Florida Atlantic University Christine E. Lynn College of Nursing, 777 Glades Road, Boca Raton, FL, 33431, USA.
Feinberg School of Medicine, Northwestern University, Arkes Family Pavilion Suite 600, 676 N Saint Clair, Chicago, IL, 60611, USA.
Breast Cancer Res Treat. 2018 May;169(1):141-152. doi: 10.1007/s10549-018-4674-5. Epub 2018 Jan 20.
This study examined clinical breast exam (CBE) and mammography surveillance in long-term young breast cancer survivors (YBCS) and identified barriers and facilitators to cancer surveillance practices.

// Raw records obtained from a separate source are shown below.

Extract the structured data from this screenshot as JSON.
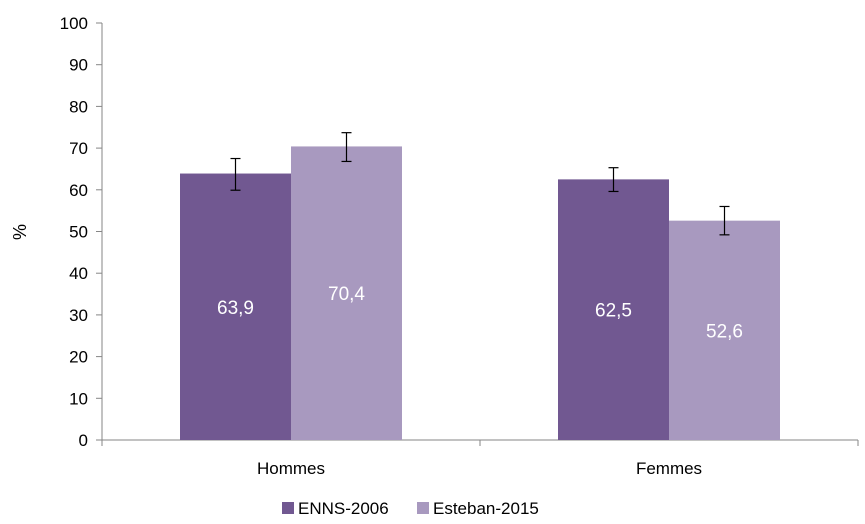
{
  "chart_data": {
    "type": "bar",
    "categories": [
      "Hommes",
      "Femmes"
    ],
    "series": [
      {
        "name": "ENNS-2006",
        "color": "#715891",
        "values": [
          63.9,
          62.5
        ],
        "labels": [
          "63,9",
          "62,5"
        ],
        "error_low": [
          59.9,
          59.6
        ],
        "error_high": [
          67.5,
          65.3
        ]
      },
      {
        "name": "Esteban-2015",
        "color": "#a899bf",
        "values": [
          70.4,
          52.6
        ],
        "labels": [
          "70,4",
          "52,6"
        ],
        "error_low": [
          66.8,
          49.2
        ],
        "error_high": [
          73.7,
          56.0
        ]
      }
    ],
    "ylabel": "%",
    "ylim": [
      0,
      100
    ],
    "yticks": [
      0,
      10,
      20,
      30,
      40,
      50,
      60,
      70,
      80,
      90,
      100
    ],
    "grid": false,
    "legend_position": "bottom"
  }
}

Data collected with a self-administered survey from a statewide, randomly selected sample of YBCS diagnosed with invasive breast cancer or ductal carcinoma in situ younger than 45 years old, stratified by race (Black vs. White/Other). Multivariate logistic regression models identified predictors of annual CBEs and mammograms.
Among 859 YBCS (n = 340 Black; n = 519 White/Other; mean age = 51.0 ± 5.9; diagnosed 11.0 ± 4.0 years ago), the majority (> 85%) reported an annual CBE and a mammogram. Black YBCS in the study were more likely to report lower rates of annual mammography and more barriers accessing care compared to White/Other YBCS. Having a routine source of care, confidence to use healthcare services, perceived expectations from family members and healthcare providers to engage in cancer surveillance, and motivation to comply with these expectations were significant predictors of having annual CBEs and annual mammograms. Cost-related lack of access to care was a significant barrier to annual mammograms.
Routine source of post-treatment care facilitated breast cancer surveillance above national average rates. Persistent disparities regarding access to mammography surveillance were identified for Black YBCS, primarily due to lack of access to routine source of care and high out-of-pocket costs.
Public health action targeting cancer surveillance in YBCS should ensure routine source of post-treatment care and address cost-related barriers. Clinical Trials Registration Number: NCT01612338.
本研究调查了长期年轻乳腺癌幸存者(YBCS)的临床乳房检查(CBE)和乳房 X 线照相术监测情况,并确定了癌症监测实践的障碍和促进因素。
通过对全州范围内、随机选择的、诊断为 45 岁以下浸润性乳腺癌或导管原位癌的 YBCS 进行的一项自我管理调查,收集数据。研究对象按种族(黑人与白种人/其他)分层。多变量逻辑回归模型确定了每年进行 CBE 和乳房 X 线照相术的预测因素。
在 859 名 YBCS(n=340 名黑人;n=519 名白种人/其他;平均年龄 51.0±5.9 岁;诊断时间 11.0±4.0 年前)中,大多数(>85%)报告了每年进行一次 CBE 和乳房 X 线照相术。与白种人/其他 YBCS 相比,研究中的黑人 YBCS 每年进行乳房 X 线照相术的比例较低,且获得医疗服务的障碍更多。有常规医疗服务来源、有信心使用医疗保健服务、家庭成员和医疗保健提供者期望进行癌症监测、以及遵守这些期望的动机是每年进行 CBE 和乳房 X 线照相术的重要预测因素。缺乏获得医疗服务的机会是阻碍每年进行乳房 X 线照相术的一个重要障碍。
常规的治疗后医疗服务来源促进了乳腺癌监测,使其高于全国平均水平。针对黑人 YBCS 的乳房 X 线照相术监测持续存在差异,主要原因是缺乏常规医疗服务来源和高昂的自费费用。
针对 YBCS 的癌症监测的公共卫生行动应确保常规的治疗后医疗服务来源,并解决与成本相关的障碍。临床试验注册号:NCT01612338。